I am not yet good enough to always work things out the easiest way possible

Hi, I am just getting into php and am struggling to get it to do anything useful. I have a drop down box on one page, with 4 possible options: title, author, artist and publisher. When the user clicks submit, the following script is run. I just want it to sort the results based on the field the user selects from the drop down box, but at the moment it sorts by title no matter what they choose. Can anyone help me work out where I'm going wrong? Thanks in advance.
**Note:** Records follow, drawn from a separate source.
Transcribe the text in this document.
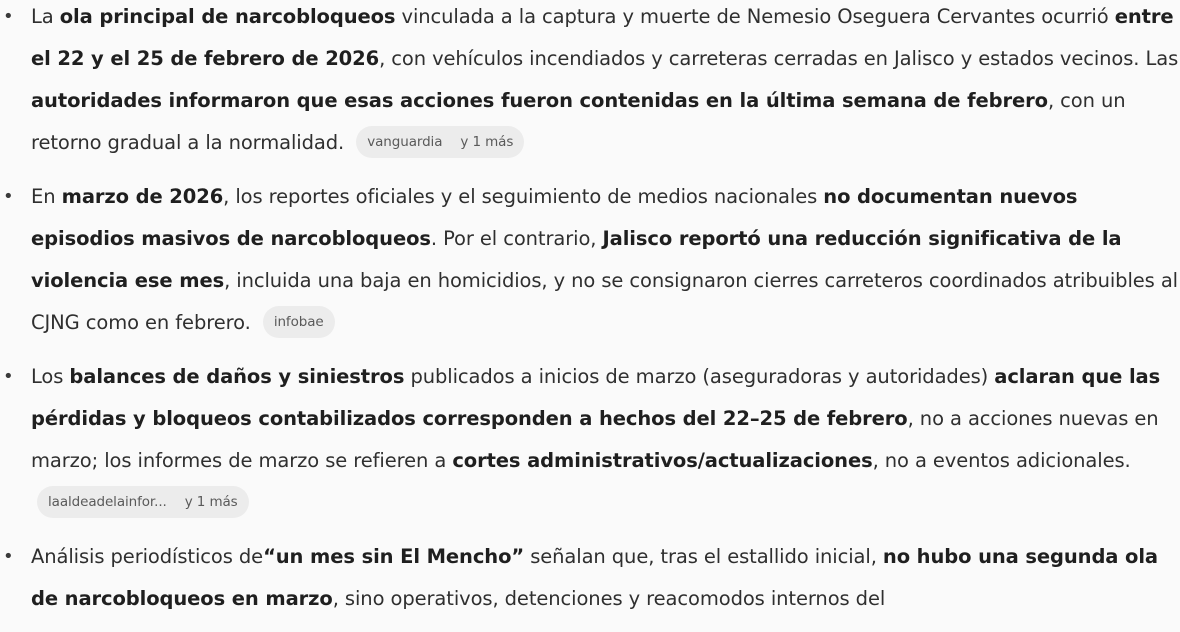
• La ola principal de narcobloqueos vinculada a la captura y muerte de Nemesio Oseguera Cervantes ocurrió entre el 22 y el 25 de febrero de 2026, con vehículos incendiados y carreteras cerradas en Jalisco y estados vecinos. Las autoridades informaron que esas acciones fueron contenidas en la última semana de febrero, con un retorno gradual a la normalidad. vanguardia y 1 más
• En marzo de 2026, los reportes oficiales y el seguimiento de medios nacionales no documentan nuevos episodios masivos de narcobloqueos. Por el contrario, Jalisco reportó una reducción significativa de la violencia ese mes, incluida una baja en homicidios, y no se consignaron cierres carreteros coordinados atribuibles al CJNG como en febrero. infobae
• Los balances de daños y siniestros publicados a inicios de marzo (aseguradoras y autoridades) aclaran que las pérdidas y bloqueos contabilizados corresponden a hechos del 22–25 de febrero, no a acciones nuevas en marzo; los informes de marzo se refieren a cortes administrativos/actualizaciones, no a eventos adicionales.
laaldeadelainfor... y 1 más
• Análisis periodísticos de“un mes sin El Mencho” señalan que, tras el estallido inicial, no hubo una segunda ola de narcobloqueos en marzo, sino operativos, detenciones y reacomodos internos del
Here's the code. <? $dbServer=mysql_connect("localhost","",""); if (!$dbServer) {echo "Failed to connect to MySQL"; exit; } mysql_select_db("database",$dbServer); if ($_POST['Comics']= "Title"){ $sql ="SELECT * FROM comics ORDER BY title"; } elseif ($_POST['Comics']= "Author") { $sql ="SELECT * FROM comics ORDER BY author"; } elseif ($_POST['Comics']= "Artist") { $sql ="SELECT * FROM comics ORDER BY artist"; } elseif ($_POST['Comics']= "Publisher") { $sql ="SELECT * FROM comics ORDER BY publisher"; } $queryResult=mysql_query($sql); if (mysql_error()) { echo "Problem with Query<BR>"; echo "The following error message was returned from MySQL:<BR>"; echo mysql_error(); exit; } if (mysql_num_rows($queryResult)==0) { echo "No results that match your enquiry"; } else { while ($dbRecord=mysql_fetch_array($queryResult)) { echo "found: ".$dbRecord["title"].", ".$dbRecord["author"].", ".$dbRecord["artist"].", ".$dbRecord["publisher"]."<BR>"; } } ?> EDIT: Here's the HTML <form action="includes/dispbytitle.php" method="POST"> <select name="Comics"> <option value="Title">Title</option> <option value="Author">Author</option> <option value="Publisher">Publisher</option> <option value="Artist">Artist</option> </select> <INPUT type="submit" value="Search"> </form>